Rui Rio: PSD com "muito mais latitude" para aprovar orçamentos

O líder do PSD foi entrevistado esta noite na SIC. Rui Rio disse que a hipótese de o PSD aprovar orçamentos do Estado aumentou.

"Não se deve criar dificuldades ao país só para criar dificuldades ao Governo."

Com esta frase, o líder do PSD afirmou esta noite, entrevistado na SIC, um PSD com "muito mais latitude" para aprovar orçamentos do Estado apresentados pelo Governo do PS - começando já pelo orçamento suplementar que se avizinha.
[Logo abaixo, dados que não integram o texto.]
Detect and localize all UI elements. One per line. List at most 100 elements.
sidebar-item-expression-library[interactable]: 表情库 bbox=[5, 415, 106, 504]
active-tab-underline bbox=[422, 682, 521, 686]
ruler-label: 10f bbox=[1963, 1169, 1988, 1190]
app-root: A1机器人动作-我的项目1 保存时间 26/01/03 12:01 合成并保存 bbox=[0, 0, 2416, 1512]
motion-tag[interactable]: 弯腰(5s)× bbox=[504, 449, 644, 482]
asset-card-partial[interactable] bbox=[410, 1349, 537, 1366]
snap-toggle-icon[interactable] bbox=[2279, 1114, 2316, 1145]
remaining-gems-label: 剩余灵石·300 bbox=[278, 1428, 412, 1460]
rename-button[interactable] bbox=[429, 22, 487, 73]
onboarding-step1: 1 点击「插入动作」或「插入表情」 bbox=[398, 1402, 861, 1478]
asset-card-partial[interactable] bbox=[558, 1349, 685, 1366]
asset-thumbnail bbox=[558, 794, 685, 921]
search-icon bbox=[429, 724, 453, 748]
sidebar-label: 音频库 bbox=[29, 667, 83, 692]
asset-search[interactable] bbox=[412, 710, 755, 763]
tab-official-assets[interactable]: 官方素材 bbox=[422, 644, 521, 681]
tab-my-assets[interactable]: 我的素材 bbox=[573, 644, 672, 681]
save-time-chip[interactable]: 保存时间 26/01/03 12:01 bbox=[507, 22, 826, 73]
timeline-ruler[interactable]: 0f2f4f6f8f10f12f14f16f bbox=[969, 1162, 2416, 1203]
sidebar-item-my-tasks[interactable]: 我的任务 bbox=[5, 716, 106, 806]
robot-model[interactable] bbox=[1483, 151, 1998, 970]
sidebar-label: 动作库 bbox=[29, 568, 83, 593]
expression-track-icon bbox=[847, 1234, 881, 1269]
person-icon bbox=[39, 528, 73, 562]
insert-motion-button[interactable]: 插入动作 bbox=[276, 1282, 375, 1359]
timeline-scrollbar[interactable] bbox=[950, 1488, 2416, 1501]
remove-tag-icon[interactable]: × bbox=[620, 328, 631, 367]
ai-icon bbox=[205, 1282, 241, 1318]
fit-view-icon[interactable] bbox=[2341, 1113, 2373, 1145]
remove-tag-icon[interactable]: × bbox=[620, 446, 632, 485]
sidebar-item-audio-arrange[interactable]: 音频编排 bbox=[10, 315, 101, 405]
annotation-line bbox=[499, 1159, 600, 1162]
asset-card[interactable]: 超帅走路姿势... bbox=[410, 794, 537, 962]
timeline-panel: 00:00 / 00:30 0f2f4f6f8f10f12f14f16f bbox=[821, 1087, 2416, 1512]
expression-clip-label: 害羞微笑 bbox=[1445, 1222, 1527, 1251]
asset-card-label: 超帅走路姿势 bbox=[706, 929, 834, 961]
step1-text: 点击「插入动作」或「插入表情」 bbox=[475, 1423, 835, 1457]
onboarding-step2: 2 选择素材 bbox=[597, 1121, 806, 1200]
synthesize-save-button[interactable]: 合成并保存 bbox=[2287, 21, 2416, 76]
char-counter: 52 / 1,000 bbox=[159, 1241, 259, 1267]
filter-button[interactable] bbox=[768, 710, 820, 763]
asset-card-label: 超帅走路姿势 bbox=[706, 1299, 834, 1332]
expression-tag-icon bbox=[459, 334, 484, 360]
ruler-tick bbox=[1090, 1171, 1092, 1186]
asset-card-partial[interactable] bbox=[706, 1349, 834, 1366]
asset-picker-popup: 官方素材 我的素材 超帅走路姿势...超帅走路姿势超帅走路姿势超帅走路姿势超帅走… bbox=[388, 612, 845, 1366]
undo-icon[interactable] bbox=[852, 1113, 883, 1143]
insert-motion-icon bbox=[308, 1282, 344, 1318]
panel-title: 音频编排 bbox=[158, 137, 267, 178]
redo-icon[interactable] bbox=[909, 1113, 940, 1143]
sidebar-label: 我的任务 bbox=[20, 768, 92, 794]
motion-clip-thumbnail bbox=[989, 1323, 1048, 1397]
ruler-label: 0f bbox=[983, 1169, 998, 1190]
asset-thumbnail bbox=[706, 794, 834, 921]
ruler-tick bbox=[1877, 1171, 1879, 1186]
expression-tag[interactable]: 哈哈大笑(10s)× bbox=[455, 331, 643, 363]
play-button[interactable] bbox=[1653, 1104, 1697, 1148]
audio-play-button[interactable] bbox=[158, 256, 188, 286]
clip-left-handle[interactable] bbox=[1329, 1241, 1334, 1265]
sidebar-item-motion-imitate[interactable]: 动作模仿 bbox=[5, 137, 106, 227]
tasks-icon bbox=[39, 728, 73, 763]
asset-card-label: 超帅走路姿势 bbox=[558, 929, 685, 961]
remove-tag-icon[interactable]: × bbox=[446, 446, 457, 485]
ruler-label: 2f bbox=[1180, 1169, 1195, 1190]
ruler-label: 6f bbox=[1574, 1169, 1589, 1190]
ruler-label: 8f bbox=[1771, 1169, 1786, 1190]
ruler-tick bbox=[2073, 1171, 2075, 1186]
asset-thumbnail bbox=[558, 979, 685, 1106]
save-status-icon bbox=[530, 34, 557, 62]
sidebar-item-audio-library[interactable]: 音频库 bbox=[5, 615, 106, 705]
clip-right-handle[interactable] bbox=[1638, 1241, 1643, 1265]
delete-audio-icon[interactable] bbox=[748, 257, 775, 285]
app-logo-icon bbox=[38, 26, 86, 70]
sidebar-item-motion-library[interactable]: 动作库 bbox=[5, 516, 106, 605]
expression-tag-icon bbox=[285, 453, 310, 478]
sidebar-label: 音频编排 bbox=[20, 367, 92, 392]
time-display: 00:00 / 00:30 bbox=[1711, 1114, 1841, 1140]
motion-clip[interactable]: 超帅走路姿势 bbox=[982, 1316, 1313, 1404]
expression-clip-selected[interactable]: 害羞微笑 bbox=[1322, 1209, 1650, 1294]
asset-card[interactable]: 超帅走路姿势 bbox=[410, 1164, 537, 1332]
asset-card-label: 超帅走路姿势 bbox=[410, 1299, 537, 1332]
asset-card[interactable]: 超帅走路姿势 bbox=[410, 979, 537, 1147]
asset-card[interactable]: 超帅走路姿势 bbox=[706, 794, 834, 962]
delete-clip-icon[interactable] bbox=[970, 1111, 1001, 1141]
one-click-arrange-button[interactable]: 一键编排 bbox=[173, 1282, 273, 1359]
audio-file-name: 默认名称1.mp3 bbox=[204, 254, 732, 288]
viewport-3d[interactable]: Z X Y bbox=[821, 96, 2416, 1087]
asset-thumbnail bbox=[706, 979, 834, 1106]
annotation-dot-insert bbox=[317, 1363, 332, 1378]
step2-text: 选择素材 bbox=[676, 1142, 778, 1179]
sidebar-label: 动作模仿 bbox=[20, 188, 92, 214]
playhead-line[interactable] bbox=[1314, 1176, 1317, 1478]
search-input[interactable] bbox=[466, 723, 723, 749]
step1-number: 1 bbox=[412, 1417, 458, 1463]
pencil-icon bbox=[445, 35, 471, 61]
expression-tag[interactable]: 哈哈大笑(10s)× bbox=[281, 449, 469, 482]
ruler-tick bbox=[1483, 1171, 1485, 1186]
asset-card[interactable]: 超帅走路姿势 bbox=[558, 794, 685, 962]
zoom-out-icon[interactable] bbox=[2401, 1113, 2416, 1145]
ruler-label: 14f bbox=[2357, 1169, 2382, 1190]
Essa "latitude" é "muito grande".

Embora assegurando que o PSD não está "às ordens do Governo", nem disponível para aceitar "ideias ao desbarato", Rio insistiu no entanto na posição de sempre: face à pandemia do covid-19, o PSD está, face ao Executivo, numa posição de "colaboração" e não de "oposição".

"A lógica da governação vai ter de ser de salvação nacional porque a economia vai ficar numa situação terrível."

Aliás, segundo acrescentou, a "latitude muito grande" do partido para viabilizar orçamentos do Estado poderá incluir os orçamentos dos próximos anos - "2021, 2022, 2023", segundo disse - porque também esses vão ser muito "condicionados" pelas consequências na economia do que se está a passar agora.

O líder 'laranja' explicou ainda o que quis dizer quando há dias falou na necessidade de um governo de "salvação nacional" (ver notícia relacionada).

Segundo sublinhou, isso tem mais a ver "com a lógica da governação" e não com a forma do Governo - ou seja, com a necessidade de envolver uma coligação entre os dois maiores partidos. "A lógica da governação vai ter de ser de salvação nacional porque a economia vai ficar numa situação terrível", disse.

"Não estou em governo nenhum nem tenho de estar."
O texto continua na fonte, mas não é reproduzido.